…being a quick introduction to three sites that have become important links on the Old Weird Albion reading list during my hiatus, each of which looks at folk music and folk tale in an interesting new light….

Cover of "What I Did This Summer" by Coventry painter George Shaw

Hey! Let’s take a trip to Folk Suburb! is an extremely odd creation: the reification of English folk songs as modern folk tales of suburban English life. Both on the blog and in the first issue of This Roaring Peace – a new .pdf-based zine of these materials created by the sister site Jack’s Tray – Folk Suburb imagines lyrics such as “Lovely Joan” set in today’s suburban netherworlds; a Martin Carthy reared on J.G. Ballard.

Perhaps most successful is This Roaring Peace, the .pdf zine. Done in the physical-cut-and-paste style of ’80s punk and new wave zines, TRP reactivates one of the most powerful visual and formal tools of suburban life. It could easily have been done in blog form – could’ve even maintained the same clipped look and drawn-and-scanned ethic. But as a pdf, TRP becomes as close as we can get to the first primal scream of suburban English life, when The Members, Newtown Neurotics, and Serious Drinking matched DIY attitude and politics with the reggae-flavored punk of London.

TRP also includes its own manifesto of the Folk Suburb, calling to its side strange bedfellows such as Subbuteo and Shirley & Dolly Collins; John Clare and mid-20th-century candy. But in the end, it all works. Just as many early-’80s post-punks rebelled against their damnably suburban existence by embracing all its trappings – to be followed, indeed, by many urbanites looking for the kitschy bricolage of twee glamor – Folk Suburb captures something glorious in its odd juxtapositions.

As its founder – we’ll just call him Matthew – says:

Going along with [the British suburban attitude] is a fear of the city and the country. The city is well covered, I think, so what I am interested in is this reaching in of the countryside, against which the suburb rests and on which it is built. This reaching in can be well dramatised by reusing folk tale and song, and I think that folk tale and song cease to become much if it is not used anew[.] I also love the way that the old country still appears in the suburb; in the faint line of an old lane traceable still in the curve of a street …

The suburb – if it can even be called that – with which I’m most familiar in England is the amazing case of Peacehaven, East Sussex: A town created for the newly middle-class families that survived the Great War intact, and built on top of a remarkably magical chunk of downland territory. And here, certainly, I can see exactly what Matthew is talking about.

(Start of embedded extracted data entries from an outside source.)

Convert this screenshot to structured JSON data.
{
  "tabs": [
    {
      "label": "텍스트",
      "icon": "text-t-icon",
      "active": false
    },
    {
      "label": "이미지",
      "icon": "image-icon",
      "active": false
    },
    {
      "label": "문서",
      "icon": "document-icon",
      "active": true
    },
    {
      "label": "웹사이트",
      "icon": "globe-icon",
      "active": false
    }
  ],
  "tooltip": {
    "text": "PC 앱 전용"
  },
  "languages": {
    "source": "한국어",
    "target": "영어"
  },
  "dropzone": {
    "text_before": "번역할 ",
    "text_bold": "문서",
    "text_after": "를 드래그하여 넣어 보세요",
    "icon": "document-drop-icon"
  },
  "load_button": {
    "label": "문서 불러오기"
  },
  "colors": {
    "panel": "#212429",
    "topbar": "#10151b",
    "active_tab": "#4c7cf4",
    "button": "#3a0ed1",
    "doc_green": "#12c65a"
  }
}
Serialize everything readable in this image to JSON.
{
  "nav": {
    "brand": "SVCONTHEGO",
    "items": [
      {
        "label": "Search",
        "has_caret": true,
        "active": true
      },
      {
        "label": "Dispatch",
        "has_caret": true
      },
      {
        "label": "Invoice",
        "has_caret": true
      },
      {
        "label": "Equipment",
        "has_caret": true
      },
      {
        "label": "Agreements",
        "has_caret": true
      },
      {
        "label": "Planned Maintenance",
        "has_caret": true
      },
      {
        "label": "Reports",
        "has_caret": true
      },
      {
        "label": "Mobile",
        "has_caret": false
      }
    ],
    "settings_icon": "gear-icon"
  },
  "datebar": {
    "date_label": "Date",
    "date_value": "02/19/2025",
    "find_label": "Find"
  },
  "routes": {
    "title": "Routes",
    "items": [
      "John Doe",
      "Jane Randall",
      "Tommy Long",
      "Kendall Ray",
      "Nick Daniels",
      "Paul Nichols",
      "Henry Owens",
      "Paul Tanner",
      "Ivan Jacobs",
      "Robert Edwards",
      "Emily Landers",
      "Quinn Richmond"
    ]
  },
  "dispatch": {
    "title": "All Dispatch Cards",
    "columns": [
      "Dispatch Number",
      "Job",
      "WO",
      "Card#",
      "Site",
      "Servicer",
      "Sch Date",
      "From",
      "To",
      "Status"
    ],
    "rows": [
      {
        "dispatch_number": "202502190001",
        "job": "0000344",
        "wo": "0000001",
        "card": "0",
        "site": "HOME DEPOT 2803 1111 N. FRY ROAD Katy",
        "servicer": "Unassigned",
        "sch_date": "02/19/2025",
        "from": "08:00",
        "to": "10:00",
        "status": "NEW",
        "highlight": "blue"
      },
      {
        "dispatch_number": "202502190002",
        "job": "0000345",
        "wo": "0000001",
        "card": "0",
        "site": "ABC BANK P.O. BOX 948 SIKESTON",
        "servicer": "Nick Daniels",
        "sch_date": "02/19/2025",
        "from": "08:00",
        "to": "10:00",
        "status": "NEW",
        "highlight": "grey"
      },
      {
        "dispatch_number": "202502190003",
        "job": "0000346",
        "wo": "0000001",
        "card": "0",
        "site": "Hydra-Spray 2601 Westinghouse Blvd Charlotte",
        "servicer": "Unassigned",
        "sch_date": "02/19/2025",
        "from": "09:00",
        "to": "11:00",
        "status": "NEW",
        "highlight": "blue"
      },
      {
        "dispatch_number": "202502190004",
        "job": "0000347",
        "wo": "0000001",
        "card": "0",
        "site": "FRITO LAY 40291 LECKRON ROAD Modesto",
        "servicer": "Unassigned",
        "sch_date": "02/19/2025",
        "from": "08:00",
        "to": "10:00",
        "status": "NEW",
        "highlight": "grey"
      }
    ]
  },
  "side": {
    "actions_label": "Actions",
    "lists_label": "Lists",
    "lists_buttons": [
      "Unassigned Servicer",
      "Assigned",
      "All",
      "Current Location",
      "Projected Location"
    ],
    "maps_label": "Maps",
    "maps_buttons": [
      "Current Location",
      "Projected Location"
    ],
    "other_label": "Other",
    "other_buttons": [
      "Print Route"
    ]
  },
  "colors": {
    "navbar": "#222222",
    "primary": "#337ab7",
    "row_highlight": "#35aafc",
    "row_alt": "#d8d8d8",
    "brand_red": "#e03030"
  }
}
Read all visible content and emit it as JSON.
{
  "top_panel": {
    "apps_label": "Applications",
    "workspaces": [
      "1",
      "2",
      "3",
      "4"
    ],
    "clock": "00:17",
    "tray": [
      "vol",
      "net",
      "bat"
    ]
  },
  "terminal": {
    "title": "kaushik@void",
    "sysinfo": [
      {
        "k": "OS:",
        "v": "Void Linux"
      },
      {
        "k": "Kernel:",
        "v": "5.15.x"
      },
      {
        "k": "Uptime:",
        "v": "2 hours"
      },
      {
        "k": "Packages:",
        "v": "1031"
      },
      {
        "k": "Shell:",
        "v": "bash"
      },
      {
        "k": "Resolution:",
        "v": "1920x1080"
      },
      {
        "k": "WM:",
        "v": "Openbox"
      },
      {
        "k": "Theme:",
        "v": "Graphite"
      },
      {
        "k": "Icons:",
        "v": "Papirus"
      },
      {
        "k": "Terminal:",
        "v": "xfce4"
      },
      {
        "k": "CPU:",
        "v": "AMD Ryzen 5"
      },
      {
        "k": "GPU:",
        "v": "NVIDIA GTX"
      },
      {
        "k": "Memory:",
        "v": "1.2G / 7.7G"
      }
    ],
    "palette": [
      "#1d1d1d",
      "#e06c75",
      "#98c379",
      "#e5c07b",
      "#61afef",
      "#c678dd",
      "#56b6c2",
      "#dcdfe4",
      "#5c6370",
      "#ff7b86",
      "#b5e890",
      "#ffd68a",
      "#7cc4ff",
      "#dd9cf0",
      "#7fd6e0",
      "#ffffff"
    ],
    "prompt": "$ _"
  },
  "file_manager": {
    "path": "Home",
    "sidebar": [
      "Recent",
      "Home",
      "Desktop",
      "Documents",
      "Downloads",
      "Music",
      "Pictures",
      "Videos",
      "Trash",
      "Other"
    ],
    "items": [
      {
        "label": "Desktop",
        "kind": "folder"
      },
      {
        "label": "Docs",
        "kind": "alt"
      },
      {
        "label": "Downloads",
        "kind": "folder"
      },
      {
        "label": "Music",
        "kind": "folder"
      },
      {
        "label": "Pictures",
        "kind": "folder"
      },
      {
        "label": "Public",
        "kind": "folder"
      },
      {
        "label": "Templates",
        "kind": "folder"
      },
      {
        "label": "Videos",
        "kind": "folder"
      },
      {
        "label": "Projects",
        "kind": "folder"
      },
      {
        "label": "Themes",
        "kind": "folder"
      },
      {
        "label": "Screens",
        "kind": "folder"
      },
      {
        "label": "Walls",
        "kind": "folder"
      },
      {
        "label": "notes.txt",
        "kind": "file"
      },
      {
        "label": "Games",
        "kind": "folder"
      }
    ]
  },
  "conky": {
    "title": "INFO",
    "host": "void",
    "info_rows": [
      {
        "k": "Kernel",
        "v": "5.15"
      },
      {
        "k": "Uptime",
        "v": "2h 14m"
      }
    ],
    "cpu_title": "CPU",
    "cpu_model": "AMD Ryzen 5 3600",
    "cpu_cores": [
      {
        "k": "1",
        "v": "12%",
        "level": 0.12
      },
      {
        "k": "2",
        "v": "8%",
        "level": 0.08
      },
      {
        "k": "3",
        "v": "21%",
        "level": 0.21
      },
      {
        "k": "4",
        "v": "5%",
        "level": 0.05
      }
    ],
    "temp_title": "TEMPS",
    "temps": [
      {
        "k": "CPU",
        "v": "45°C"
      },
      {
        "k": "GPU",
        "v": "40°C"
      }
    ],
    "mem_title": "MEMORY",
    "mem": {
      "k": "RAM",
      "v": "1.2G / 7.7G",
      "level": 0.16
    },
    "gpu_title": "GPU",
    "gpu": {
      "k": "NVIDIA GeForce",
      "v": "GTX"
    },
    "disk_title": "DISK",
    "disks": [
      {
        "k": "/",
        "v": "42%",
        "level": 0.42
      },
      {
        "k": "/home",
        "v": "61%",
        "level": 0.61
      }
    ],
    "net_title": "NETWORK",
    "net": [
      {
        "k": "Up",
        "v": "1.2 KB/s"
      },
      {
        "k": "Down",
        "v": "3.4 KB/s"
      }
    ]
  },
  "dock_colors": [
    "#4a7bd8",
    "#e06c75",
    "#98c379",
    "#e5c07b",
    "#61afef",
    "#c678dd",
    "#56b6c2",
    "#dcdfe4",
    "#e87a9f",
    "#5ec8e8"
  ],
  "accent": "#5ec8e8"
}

Peacehaven borrows the American suburban trick of naming streets after that which has been paved over, and of similarly dubbing the town itself with an illusory moniker. (As a friend said, “There was never a haven here, and what shelter there is was never peaceful.”) It stands as something of a professional’s border guard against the drone and crones of the agrarian downs of Telscombe and Piddinghoe to the north and east, while watching out for encroachment by the “urban” yobs of Moulsecoomb and metrosexuals of Kemptown to the west.

The end result, of course, is a mishmash of architectural and life styles that so perfectly represents the confusion and forceable forgetting of modernity as to require a folk tale in order to understand its situation. One story that I’ve fixated on from Peacehaven is the haunting of an old building there – once a mad retirees suburban palace, then an actual madhouse, then a temporary home for women transitioning out of abusive situations. How, I wonder, can a building less than 100 years old be so thoroughly psychogoegraphically haunted in a country in which late-19th century buildings are sometimes still referred to as “new”?

But what else could be the response of living in a modern professional lifestyle, attempting to harness the energy of the moment for a new car and two holidays abroad each year, with something like St. Laurence’s Church (12th Century) and the Copper Family within your ken. Hauntings are the suburban answer to the lack of folk tale; they’re attempts to create the tales which the suburbanites need to understand their own misunderstanding of history.

And it’s this haunting which Folk Suburb has set out to create – a haunting that implies the iPhone and the text message in harmony with “the annual eruption of the hawthorn.”